Mais do que desvendar um crime, a Nic Pizzollato interessa realizar uma análise psicológica de seus personagens, no maior estilo HBO de fazer televisão. Mas o roteiro não anda sozinho. Pelo contrário, é alçado por toda a parte técnica. Desde a fotografia à montagem e aos recursos sonoros, tudo contribui para a criação de uma atmosfera misteriosa e subjetivamente assustadora. Assim como o duelo ético que se passa na cabeça dos protagonistas, em muitos momentos o enquadramento da câmera realça o duelo de opostos que é a industrialização e as paisagens naturais dos locais; os pântanos sulistas em contraste com a poluição industrial. Essa poluição também é reforçada pelas imagens de pobreza, prostituição, e doença da região, criando uma ideia de causa e consequência. A organização política e religiosa da região, que gira em torno de apenas uma família, apoia-se na fragilidade das pessoas para erguer-se, e cria uma relação de dominação. Os oprimidos são, claramente, vítimas do esquema corrupto que amarra a região.
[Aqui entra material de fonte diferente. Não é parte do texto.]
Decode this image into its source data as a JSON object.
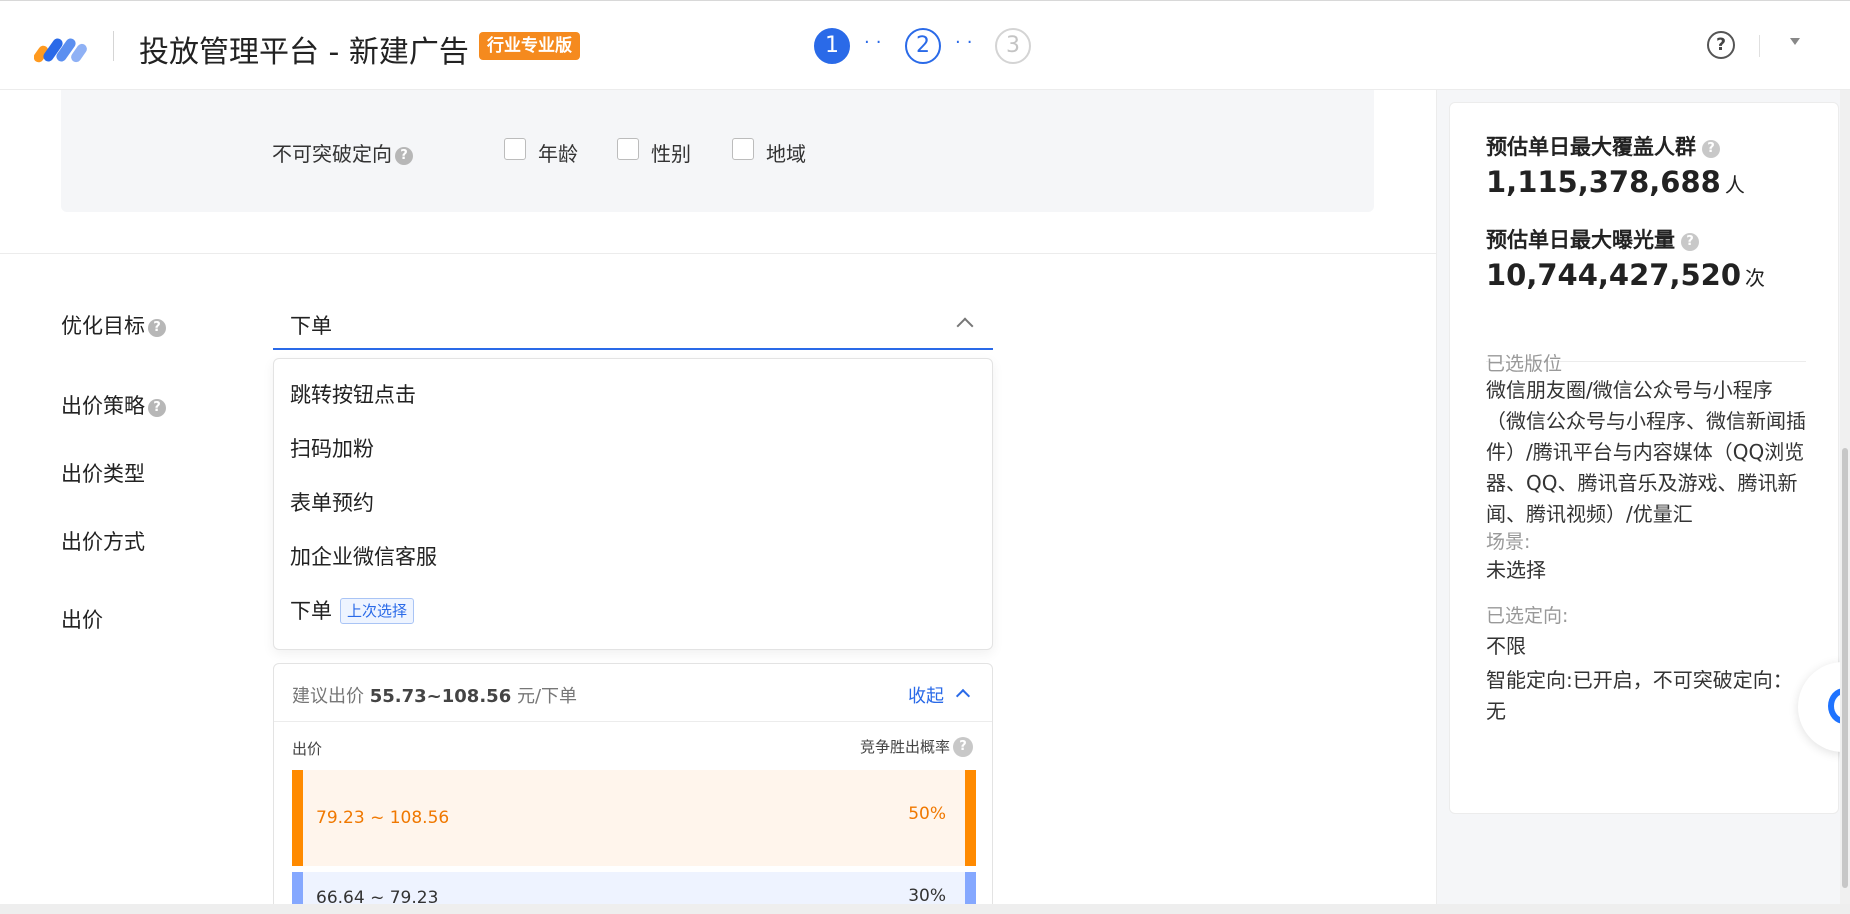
{
  "header": {
    "app_title": "投放管理平台 - 新建广告",
    "edition_badge": "行业专业版",
    "steps": [
      "1",
      "2",
      "3"
    ],
    "help": "?"
  },
  "targeting": {
    "no_break_label": "不可突破定向",
    "options": [
      "年龄",
      "性别",
      "地域"
    ]
  },
  "form": {
    "optimize_label": "优化目标",
    "bid_strategy_label": "出价策略",
    "bid_type_label": "出价类型",
    "bid_method_label": "出价方式",
    "bid_label": "出价",
    "selected_goal": "下单"
  },
  "dropdown": {
    "items": [
      "跳转按钮点击",
      "扫码加粉",
      "表单预约",
      "加企业微信客服",
      "下单"
    ],
    "last_choice_badge": "上次选择"
  },
  "suggest": {
    "label": "建议出价",
    "range": "55.73~108.56",
    "unit": "元/下单",
    "collapse": "收起",
    "col_price": "出价",
    "col_prob": "竞争胜出概率",
    "bands": [
      {
        "range": "79.23 ~ 108.56",
        "pct": "50%"
      },
      {
        "range": "66.64 ~ 79.23",
        "pct": "30%"
      }
    ]
  },
  "sidebar": {
    "coverage_title": "预估单日最大覆盖人群",
    "coverage_value": "1,115,378,688",
    "coverage_unit": "人",
    "exposure_title": "预估单日最大曝光量",
    "exposure_value": "10,744,427,520",
    "exposure_unit": "次",
    "placement_key": "已选版位",
    "placement_value": "微信朋友圈/微信公众号与小程序（微信公众号与小程序、微信新闻插件）/腾讯平台与内容媒体（QQ浏览器、QQ、腾讯音乐及游戏、腾讯新闻、腾讯视频）/优量汇",
    "scene_key": "场景:",
    "scene_value": "未选择",
    "targeting_key": "已选定向:",
    "targeting_value": "不限",
    "smart_targeting": "智能定向:已开启，不可突破定向：无"
  },
  "colors": {
    "primary": "#2a6ae8",
    "badge_orange": "#f58a1e",
    "band_orange": "#ff8a00",
    "band_blue": "#85a8ff"
  }
}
Dentre as inúmeras influências para a série, podemos destacar a literatura de H. P. Lovecraft, assim como a de Robert Chambers e William Faulkner, e até Alan Moore (mais especificamente sua contribuição para a série de hq's do "Monstro do Pântano"). Todos essa influência é vista, muitas vezes, nos indícios sobrenaturais da série. Mas eles são raros, e possuem múltiplas interpretações. Os autores da série foram espertos ao caminharem entre a realidade e a fantasia sem torcerem demais para um lado. Nic Pizzolatto também anda pela filosofia e traz muitos problemas e reflexões baseados em autores como Schopenhauer, Nietzsche, e alguns conceitos de filósofos pré-socráticos e outros dos existencialistas do século XIX. 
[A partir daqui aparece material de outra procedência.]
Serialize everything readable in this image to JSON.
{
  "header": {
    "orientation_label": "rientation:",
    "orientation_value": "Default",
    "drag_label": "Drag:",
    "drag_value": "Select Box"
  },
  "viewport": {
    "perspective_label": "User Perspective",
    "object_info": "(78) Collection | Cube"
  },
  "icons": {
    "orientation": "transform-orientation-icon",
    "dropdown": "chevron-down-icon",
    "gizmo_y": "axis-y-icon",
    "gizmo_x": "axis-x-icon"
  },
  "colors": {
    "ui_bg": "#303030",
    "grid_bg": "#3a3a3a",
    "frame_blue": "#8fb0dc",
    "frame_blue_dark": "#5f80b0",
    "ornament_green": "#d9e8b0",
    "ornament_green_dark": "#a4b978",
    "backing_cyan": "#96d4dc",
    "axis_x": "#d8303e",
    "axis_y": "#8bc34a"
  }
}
O fato de toda a temporada ter sido escrita apenas por Nic Pizzolatto e dirigida só por Cary Fukunaga dá um aspecto muito homogêneo a série, e temos a impressão de que é, segundo as palavras do próprio roteirista, "um filme de 8h". O diretor merece uma menção especial pela seu trabalho primoroso, valorizando muito os planos abertos e aproximações ou distanciamentos de câmera lentos que casam com o tom sombrio das diversas cenas. No fim do episódio 4, tem um plano-sequência que dura 6 incríveis minutos de tirar o fôlego. É uma cena memorável, uma das mais bonitas da série (veja aqui!) e, com toda certeza, foi decisiva para entregar o Emmy 2014 de Melhor Direção em Série Dramática para Fukunaga.
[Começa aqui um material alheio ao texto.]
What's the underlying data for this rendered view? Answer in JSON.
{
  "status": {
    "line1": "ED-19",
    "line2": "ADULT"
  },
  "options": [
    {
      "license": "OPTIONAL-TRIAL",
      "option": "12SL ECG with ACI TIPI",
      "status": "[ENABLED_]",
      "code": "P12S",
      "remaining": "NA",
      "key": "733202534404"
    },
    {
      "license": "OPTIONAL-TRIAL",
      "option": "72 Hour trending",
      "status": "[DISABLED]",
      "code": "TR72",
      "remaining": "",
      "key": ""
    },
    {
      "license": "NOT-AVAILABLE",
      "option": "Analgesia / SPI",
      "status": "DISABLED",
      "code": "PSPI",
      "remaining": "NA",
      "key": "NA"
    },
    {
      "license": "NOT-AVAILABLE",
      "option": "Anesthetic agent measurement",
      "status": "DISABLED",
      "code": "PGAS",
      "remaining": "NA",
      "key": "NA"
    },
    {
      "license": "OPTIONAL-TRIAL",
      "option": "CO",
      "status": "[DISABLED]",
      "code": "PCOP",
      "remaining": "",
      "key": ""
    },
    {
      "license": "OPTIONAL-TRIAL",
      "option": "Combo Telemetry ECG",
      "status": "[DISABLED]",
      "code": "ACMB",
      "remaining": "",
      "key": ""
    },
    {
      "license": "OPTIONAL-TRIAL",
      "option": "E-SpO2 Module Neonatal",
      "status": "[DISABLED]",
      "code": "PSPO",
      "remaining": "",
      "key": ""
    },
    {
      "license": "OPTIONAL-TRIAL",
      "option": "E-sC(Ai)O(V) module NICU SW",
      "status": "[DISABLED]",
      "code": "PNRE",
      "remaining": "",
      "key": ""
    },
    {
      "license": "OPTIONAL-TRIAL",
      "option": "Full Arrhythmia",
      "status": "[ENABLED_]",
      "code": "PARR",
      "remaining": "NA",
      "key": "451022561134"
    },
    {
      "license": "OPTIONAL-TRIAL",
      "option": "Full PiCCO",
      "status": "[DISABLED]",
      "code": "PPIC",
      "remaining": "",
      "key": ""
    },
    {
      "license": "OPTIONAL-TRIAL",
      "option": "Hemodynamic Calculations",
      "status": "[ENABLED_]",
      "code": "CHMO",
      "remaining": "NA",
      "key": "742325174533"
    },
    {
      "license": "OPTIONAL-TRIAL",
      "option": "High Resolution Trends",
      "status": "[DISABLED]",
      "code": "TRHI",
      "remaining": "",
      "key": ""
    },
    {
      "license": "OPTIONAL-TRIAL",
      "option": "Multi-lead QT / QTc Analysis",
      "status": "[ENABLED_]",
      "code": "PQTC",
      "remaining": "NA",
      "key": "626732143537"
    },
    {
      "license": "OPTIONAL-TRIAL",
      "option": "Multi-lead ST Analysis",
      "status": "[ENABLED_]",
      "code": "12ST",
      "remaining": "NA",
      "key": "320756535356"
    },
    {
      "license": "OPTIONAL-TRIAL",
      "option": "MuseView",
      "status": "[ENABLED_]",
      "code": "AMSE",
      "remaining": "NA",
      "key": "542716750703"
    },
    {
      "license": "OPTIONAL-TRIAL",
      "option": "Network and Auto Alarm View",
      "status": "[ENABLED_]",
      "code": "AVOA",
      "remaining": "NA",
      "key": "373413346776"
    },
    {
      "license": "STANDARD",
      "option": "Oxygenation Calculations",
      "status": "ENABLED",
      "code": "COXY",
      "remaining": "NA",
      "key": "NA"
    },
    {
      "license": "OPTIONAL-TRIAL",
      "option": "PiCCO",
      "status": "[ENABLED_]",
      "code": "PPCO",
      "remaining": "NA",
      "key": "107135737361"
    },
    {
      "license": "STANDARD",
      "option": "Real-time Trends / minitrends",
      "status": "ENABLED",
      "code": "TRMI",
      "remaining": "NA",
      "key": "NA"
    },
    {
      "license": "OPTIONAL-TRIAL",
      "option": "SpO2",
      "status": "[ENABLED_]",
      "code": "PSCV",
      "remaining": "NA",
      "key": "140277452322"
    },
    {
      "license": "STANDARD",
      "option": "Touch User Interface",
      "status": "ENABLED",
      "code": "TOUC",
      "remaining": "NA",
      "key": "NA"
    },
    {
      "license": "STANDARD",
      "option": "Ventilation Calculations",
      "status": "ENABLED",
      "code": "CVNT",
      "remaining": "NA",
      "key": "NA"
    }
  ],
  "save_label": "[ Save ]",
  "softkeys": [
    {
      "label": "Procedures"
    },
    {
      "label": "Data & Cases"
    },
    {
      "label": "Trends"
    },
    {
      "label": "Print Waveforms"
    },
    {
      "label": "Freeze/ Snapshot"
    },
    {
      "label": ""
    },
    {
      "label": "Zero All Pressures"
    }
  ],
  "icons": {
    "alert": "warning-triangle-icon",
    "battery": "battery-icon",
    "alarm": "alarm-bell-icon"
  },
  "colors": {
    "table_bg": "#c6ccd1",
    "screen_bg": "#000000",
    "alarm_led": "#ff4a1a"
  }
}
Tratando da luta entre luz e escuridão -- aquela que é considerada a história mais antiga de todas, segundo Rust --, True Detective merece todas as honras que recebera. É, sem dúvidas, um programa que chegou despretensiosamente e agora já possui um lugar cativo entre as melhores obras da televisão. Utilizando-se do formato clássico de uma ficção policial, o programa se eleva e desconstrói o ideal de herói/vilão. Não possui, de forma alguma, uma visão maniqueísta de mundo. Pelo contrário, admite a dualidade presente em qualquer pessoa. Seja em Marty, o "cara do bem", seja em Rust, o "estranho". Ou seja em nós. A série trata de um assunto comum a todos, e que, apesar de toda a sujeira e escuridão presente na maior parte do tempo, no final nos dá uma ponta de esperança e otimismo. Nem todos os "caras maus" foram pegos, alega Rust para Marty. Assim como na vida real também não serão. Mas a luz precisa do escuro para existir. Por mais escuro que seja o céu, enxergamos as estrelas cortando essa escuridão. Por mais maldosa que possa ser a vida, enxergamos lampejos de bondade. E é essa esperança que nos fará, assim como a dupla de protagonistas, seguir em frente com a vida.